Vermutlich ist es vielen schon so ergangen: Interessiert blickt mensch im Buchhandel auf zwei Bücher gleichen Umfangs, gleicher Ausstattung, gleicher Seitenzahl und fängt sich an zu wundern, wie unterschiedlich doch die Preise sind. Der Verdacht drängt sich auf, hier würde in dem einen Fall unzulässig tief in die Brieftasche des Kunden gegriffen. Das kann schon mal so sein, wir wollen hier keinen Heiligenschein über allen Verlagen aufleuchten lassen. Jedoch hat es in den meisten Fällen schon einen nachvollziehbaren Hintergrund. Um diesen besser einschätzen zu können, sind ein paar grundsätzliche Kenntnisse zur Preisgestaltung nützlich.
Würfeln nun die Verlage die Ladenpreise aus oder wie kommen sie zu diesen?
Grundsätzlich gilt, der Preis eines Buches muss unterschiedlichste Kostenansprüche erfüllen:
So muss Umsatzsteuer ans Finanzamt abgeführt werden (7%).
Der Buchhandelsrabatt kann 40-53% betragen, je nach Vertriebsweg und Art des Buches. Hier geht der größte Batzen weg, mit steigender Tendenz, denn der (Zwischen-)Handel spielt immer mehr sein Gewicht aus.
Die AutorInnen sollen nicht verhungern und erhalten Honorare (so um die 8%), leider zählen diese in der Gesellschaft häufig trotzdem zu den Schlanksten.
Weiter gibt es externe Dienstleister für den Buchvertrieb; das können VertreterInnen und eine Buchauslieferung sein (12-20%).
Auch die Druckerei wird nicht umsonst arbeiten – hier geht es vorrangig um die Kosten des Papiers, des Drucks und der buchbinderischen Verarbeitung (ca. 12%).
Last but not least ist da noch der Verlag selbst mit seinen Ausgaben für Werbung, Lektorat, herstellerische Betreuung und seinen Allgemeinkosten (in denen dann natürlich auch der Profit steckt).
So weit so gut, jedoch erklärt all dies noch nicht die Preisunterschiede, wenn davon ausgegangen werden kann, dass es korrekt zugeht, denn auch das Buch mit dem niedrigeren Ladenpreis muss all diese Kostensegmente befriedigen. Das Geheimnis liegt darin, worauf diese prozentualen Kostenelemente bezogen werden. Wir wollen es hier verraten: Es ist der Stückpreis (oder auch Stückkosten).

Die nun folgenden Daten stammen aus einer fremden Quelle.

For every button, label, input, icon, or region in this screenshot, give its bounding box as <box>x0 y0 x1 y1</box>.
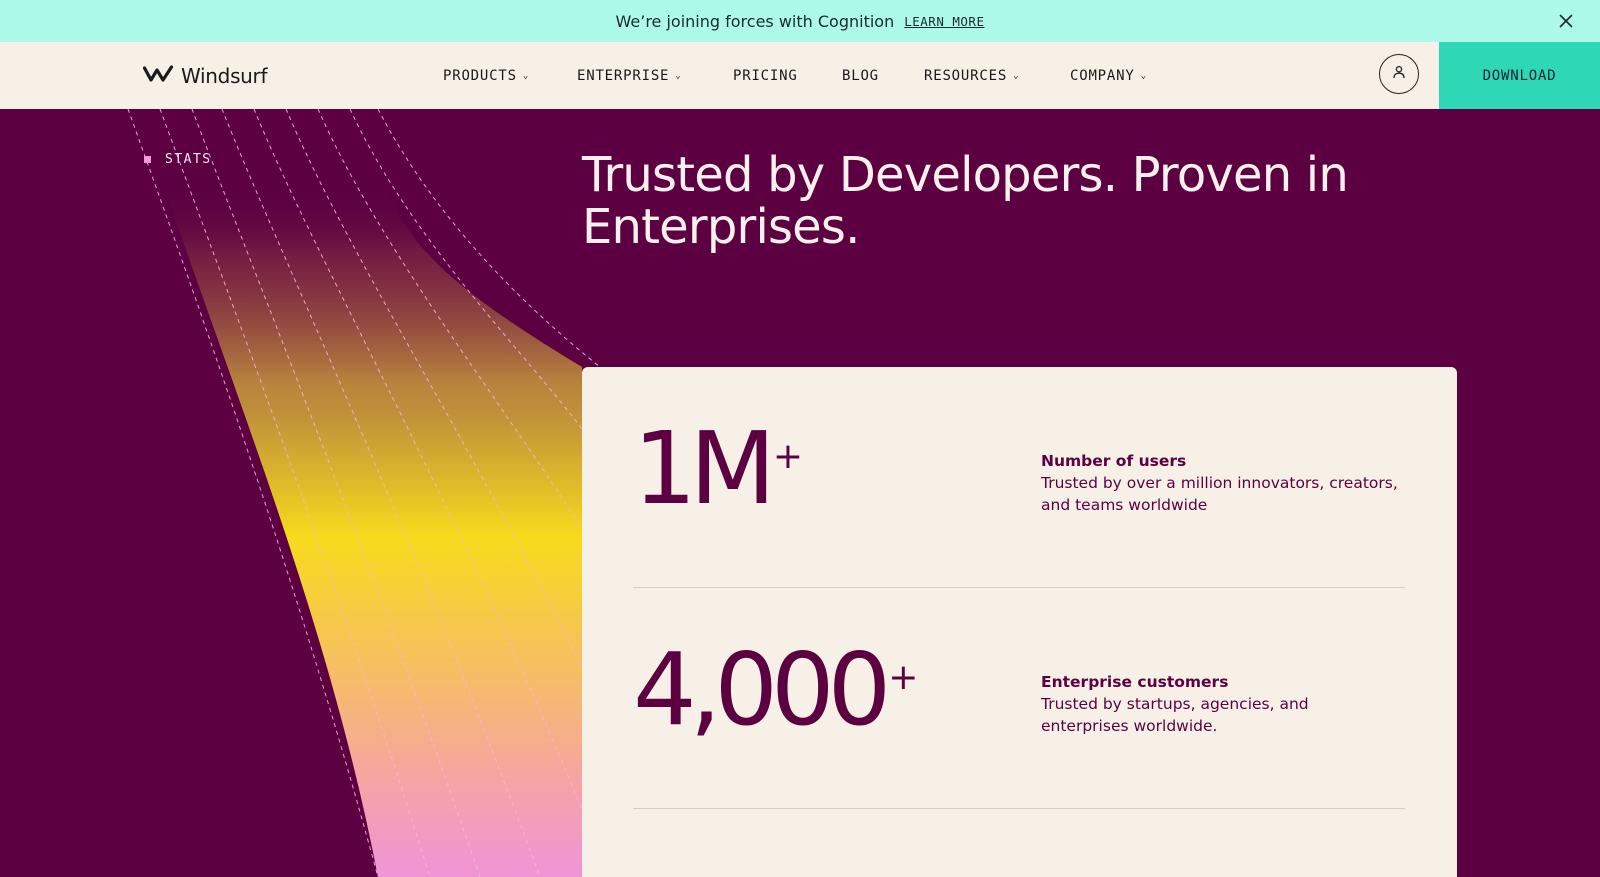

Jetzt stellt sich die Frage: Was soll dieser sein? Er ist der Preis, zu dem der Verlag das Buch von der Druckerei kaufen kann, also der Druckpreis bezogen auf ein einzelnes Exemplar. Hier liegt die Crux: Der Stückpreis sinkt, je mehr Exemplare gedruckt werden; dieses Phänomen wird Stückkostendegression genannt (der Fordismus lässt grüßen). Warum sinkt nun der Preis, wenn mehr gedruckt wird – ökologischer wäre es allemal, er würde steigen, denn mehr Bücher bedeuten auch, mehr gefällte Bäume, aber das ist eine andere, eine ökologische Geschichte; wir befinden uns hier im Kapitalismus.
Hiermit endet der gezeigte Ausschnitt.